The 16-Point Conspiracy in the middle of the Gorkha Earthquake aftershocks paved the way for a hastily drafted constitution, fast-tracked with party whips without even a pretence of public consultation. Hungry for a mention in the footnotes of history, the then Prime Minister and the chair of Nepali Congress Sushil Koirala failed to realise that he was signing the death warrant of his party by ignoring the aspirations of Madhesis. The day of the ‘Oli-garchy’ had arrived.
In the version of the palanquin press, KP Sharma Oli became the most nationalist Prime Minister since Marich Man Singh Shrestha when he succeeded in crushing the Madhes agitation through a combination of bullet, bombast and chicanery. What he had actually done was to add fuel to the fire of smouldering jingoism.
Despite all his shortcomings, the Nepali Congress strongman Girija Prasad Koirala had rightly intuited early on that addiction to xenophobic jingoism had kept the country a prisoner of its geography and a victim of autocratic history for centuries. The anger induced by the withdrawal symptom had turned the population against him in his last days. Prime Minister Sharma Oli had no compunction in administering fresh doses of the nationalist opiate to give the people a new high. The Oli-garchy triumphed as the country kneeled to the ground.

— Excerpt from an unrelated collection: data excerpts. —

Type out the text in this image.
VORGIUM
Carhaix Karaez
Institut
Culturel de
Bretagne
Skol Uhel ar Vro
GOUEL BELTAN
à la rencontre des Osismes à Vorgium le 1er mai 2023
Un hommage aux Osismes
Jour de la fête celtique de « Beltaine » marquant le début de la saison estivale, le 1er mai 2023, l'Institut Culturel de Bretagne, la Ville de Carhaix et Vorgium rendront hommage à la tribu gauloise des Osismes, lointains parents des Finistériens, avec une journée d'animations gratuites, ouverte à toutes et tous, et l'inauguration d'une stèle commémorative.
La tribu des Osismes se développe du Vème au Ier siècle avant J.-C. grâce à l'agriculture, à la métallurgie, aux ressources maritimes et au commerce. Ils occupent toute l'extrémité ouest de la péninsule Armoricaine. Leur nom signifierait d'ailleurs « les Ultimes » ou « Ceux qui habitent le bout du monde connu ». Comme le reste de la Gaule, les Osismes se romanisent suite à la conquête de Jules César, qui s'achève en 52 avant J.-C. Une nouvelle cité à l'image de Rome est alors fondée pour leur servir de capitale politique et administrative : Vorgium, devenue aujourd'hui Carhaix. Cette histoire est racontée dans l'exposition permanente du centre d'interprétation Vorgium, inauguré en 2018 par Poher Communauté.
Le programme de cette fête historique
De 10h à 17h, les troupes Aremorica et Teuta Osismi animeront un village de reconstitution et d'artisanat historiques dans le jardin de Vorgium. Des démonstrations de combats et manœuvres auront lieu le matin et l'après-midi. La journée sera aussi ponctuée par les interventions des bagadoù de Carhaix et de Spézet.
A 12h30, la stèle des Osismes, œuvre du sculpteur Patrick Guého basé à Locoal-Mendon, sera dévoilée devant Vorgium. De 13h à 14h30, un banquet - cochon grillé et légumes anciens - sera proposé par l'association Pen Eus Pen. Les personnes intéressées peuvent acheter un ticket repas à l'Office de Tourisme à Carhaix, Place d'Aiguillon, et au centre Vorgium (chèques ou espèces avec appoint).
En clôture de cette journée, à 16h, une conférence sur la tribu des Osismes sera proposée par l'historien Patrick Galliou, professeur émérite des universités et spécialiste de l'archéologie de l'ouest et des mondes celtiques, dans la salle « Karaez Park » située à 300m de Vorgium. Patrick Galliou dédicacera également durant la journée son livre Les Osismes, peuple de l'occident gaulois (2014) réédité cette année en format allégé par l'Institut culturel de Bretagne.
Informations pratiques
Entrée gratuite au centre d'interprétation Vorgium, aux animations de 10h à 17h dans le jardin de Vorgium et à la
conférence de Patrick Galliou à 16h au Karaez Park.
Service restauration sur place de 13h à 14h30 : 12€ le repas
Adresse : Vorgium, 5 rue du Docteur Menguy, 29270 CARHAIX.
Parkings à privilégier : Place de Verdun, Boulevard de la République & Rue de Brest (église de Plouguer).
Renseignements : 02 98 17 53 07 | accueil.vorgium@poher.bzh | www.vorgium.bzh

Premier Sharma Oli’s second term has been decidedly underwhelming. Social fissures continue to deepen. Politics have become a sham with all authority concentrated in the Prime Minister’s office. The economy is in shambles. There was some hope that good sense will somehow emerge in the ruling dispensation. The calamity brought about by the novel coronavirus, however, will probably work as a booster dose to prolong the immunity of the current regime.
Meanwhile, all ye nationalists, sing the national anthem to ward off the novel coronavirus and bear the physical and emotional pain of a prolonged lockdown. On that uplifting note Happy New BS Year!